At a March 27 meeting, Harris County commissioners advanced several area flood projects, one of which has been a long time coming for Jersey Village residents.

Based on a recommendation from the Harris County Flood Control District, commissioners authorized the county to begin negotiations with Cobb, Fendley & Associates on engineering services for channel improvements along White Oak Bayou between Tidwell Road and FM 1960, including the part that runs through Jersey Village.

The news brought relief to city officials in Jersey Village, which was spared during Hurricane Harvey but experienced flooding at 238 properties during the Tax Day Flood in 2016.

"We are very excited that the commissioners court approved this request from HCFCD," Jersey Village City Manager Austin Bleess said. "We are hopeful that the negotiations move forward quickly and that they can move into the design and construction phase soon."

Bleess was among the speakers to express support for the project during the public comment portion of the meeting. He said the channel improvements were identified in a longterm flood recovery plan the city adopted in 2017, but the city itself had little power to move things forward without the county's help.

Of the 163 homes that would flood in a 100-year event in Jersey Village, about 62 would be removed from the 100-year floodplain by completing the White Oak Bayou improvements and a second project to expand storage capacity at the Jersey Meadow Golf Course, according to the study.

Jersey Village Councilman Andrew Mitcham, who also spoke at the meeting, said city residents find themselves in a sort of bottleneck, where the portion of the bayou is narrower in Jersey Village than it is upstream and downstream. He said the key to preventing floods is bayou capacity.

"At some point the bayou stops being our friend and it starts being our enemy," he said. "[This project] improves the efficiency and capacity of the bayou, allowing the bayou to stay our friend for longer."

Work on the project—officially called the White Oak Bayou Federal Flood Damage Reduction Project—started in 1998 as a collaboration between Harris County and the U.S. Army Corps of Engineers, but has been stalled for the last few years due to a lack of funding. Jersey Village benefited from previous parts of this project—including a bypass channel completed in 2010 and a detention basin completed in 2014.

The improvements that were set in motion at the March 27 meeting represent the last major piece of the puzzle. Because the USACE has already partnered on the project, HCFCD officials are hopeful it will benefit from a boost in funding for the USACE intended to help areas affected by hurricanes in 2017.

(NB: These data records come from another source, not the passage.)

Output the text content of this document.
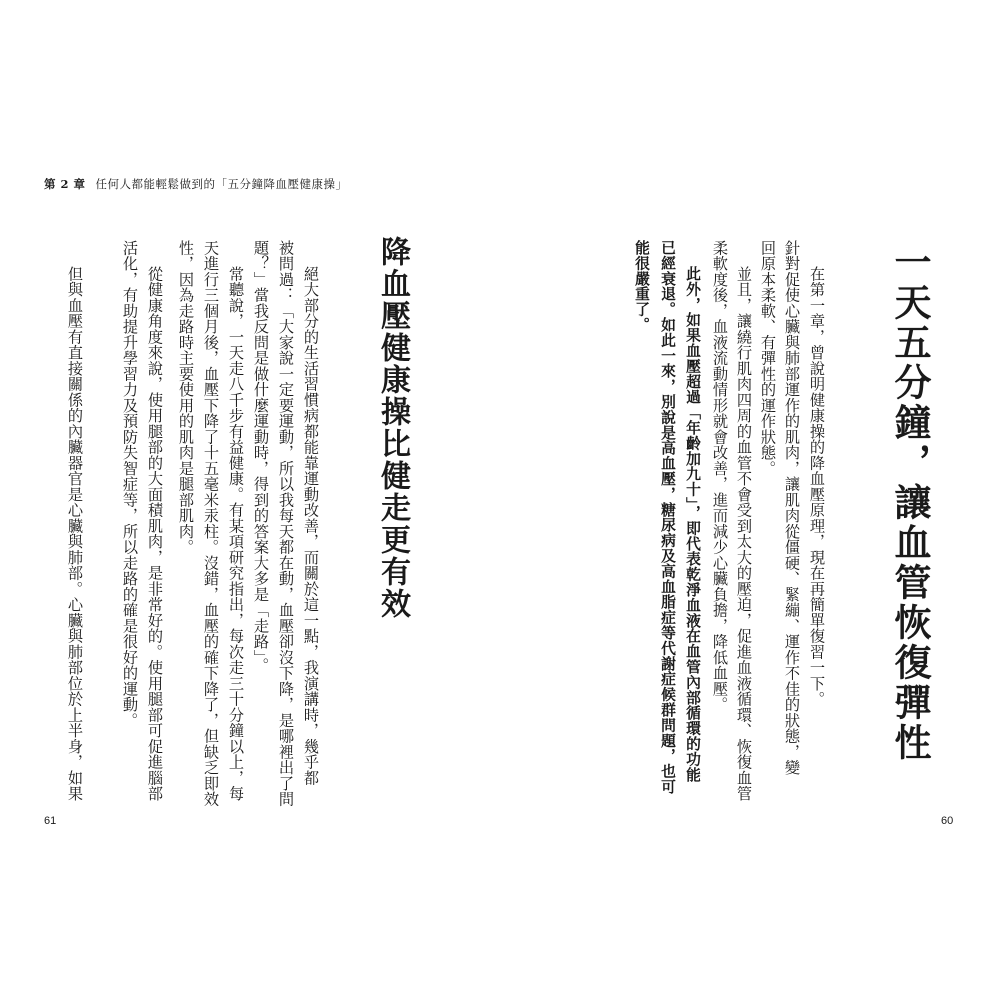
第 2 章 任何人都能輕鬆做到的「五分鐘降血壓健康操」
一天五分鐘，讓血管恢復彈性
在第一章，曾說明健康操的降血壓原理，現在再簡單復習一下。
針對促使心臟與肺部運作的肌肉，讓肌肉從僵硬、緊繃、運作不佳的狀態，變
回原本柔軟、有彈性的運作狀態。
並且，讓繞行肌肉四周的血管不會受到太大的壓迫，促進血液循環、恢復血管
柔軟度後，血液流動情形就會改善，進而減少心臟負擔，降低血壓。
此外，如果血壓超過「年齡加九十」，即代表乾淨血液在血管內部循環的功能
已經衰退。如此一來，別說是高血壓，糖尿病及高血脂症等代謝症候群問題，也可
能很嚴重了。
降血壓健康操比健走更有效
絕大部分的生活習慣病都能靠運動改善，而關於這一點，我演講時，幾乎都
被問過：「大家說一定要運動，所以我每天都在動，血壓卻沒下降，是哪裡出了問
題？」當我反問是做什麼運動時，得到的答案大多是「走路」。
常聽說，一天走八千步有益健康。有某項研究指出，每次走三十分鐘以上，每
天進行三個月後，血壓下降了十五毫米汞柱。沒錯，血壓的確下降了，但缺乏即效
性，因為走路時主要使用的肌肉是腿部肌肉。
從健康角度來說，使用腿部的大面積肌肉，是非常好的。使用腿部可促進腦部
活化，有助提升學習力及預防失智症等，所以走路的確是很好的運動。
但與血壓有直接關係的內臟器官是心臟與肺部。心臟與肺部位於上半身，如果
61	60
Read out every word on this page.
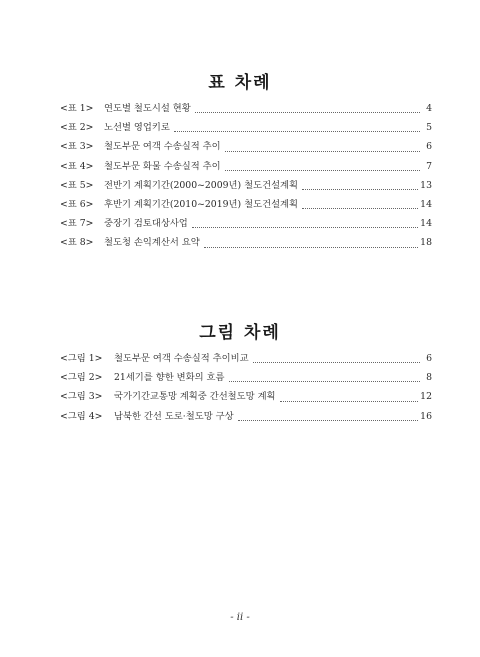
표 차례
<표 1>	연도별 철도시설 현황	4
<표 2>	노선별 영업키로	5
<표 3>	철도부문 여객 수송실적 추이	6
<표 4>	철도부문 화물 수송실적 추이	7
<표 5>	전반기 계획기간(2000~2009년) 철도건설계획	13
<표 6>	후반기 계획기간(2010~2019년) 철도건설계획	14
<표 7>	중장기 검토대상사업	14
<표 8>	철도청 손익계산서 요약	18
그림 차례
<그림 1>	철도부문 여객 수송실적 추이비교	6
<그림 2>	21세기를 향한 변화의 흐름	8
<그림 3>	국가기간교통망 계획중 간선철도망 계획	12
<그림 4>	남북한 간선 도로·철도망 구상	16
- ii -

County officials told Bleess the design process would take about one year to complete, and the construction process could take an additional year.

Michael Stembridge, who also spoke at the meeting, said his house flooded during Tropical Storm Frances in 1998, Tropical Storm Allison in 2001 and the Tax Day Flood in 2016, and that water came within feet from the door during Hurricane Harvey.

"We think that this will be our saving grace," he said. "We really are begging for it.”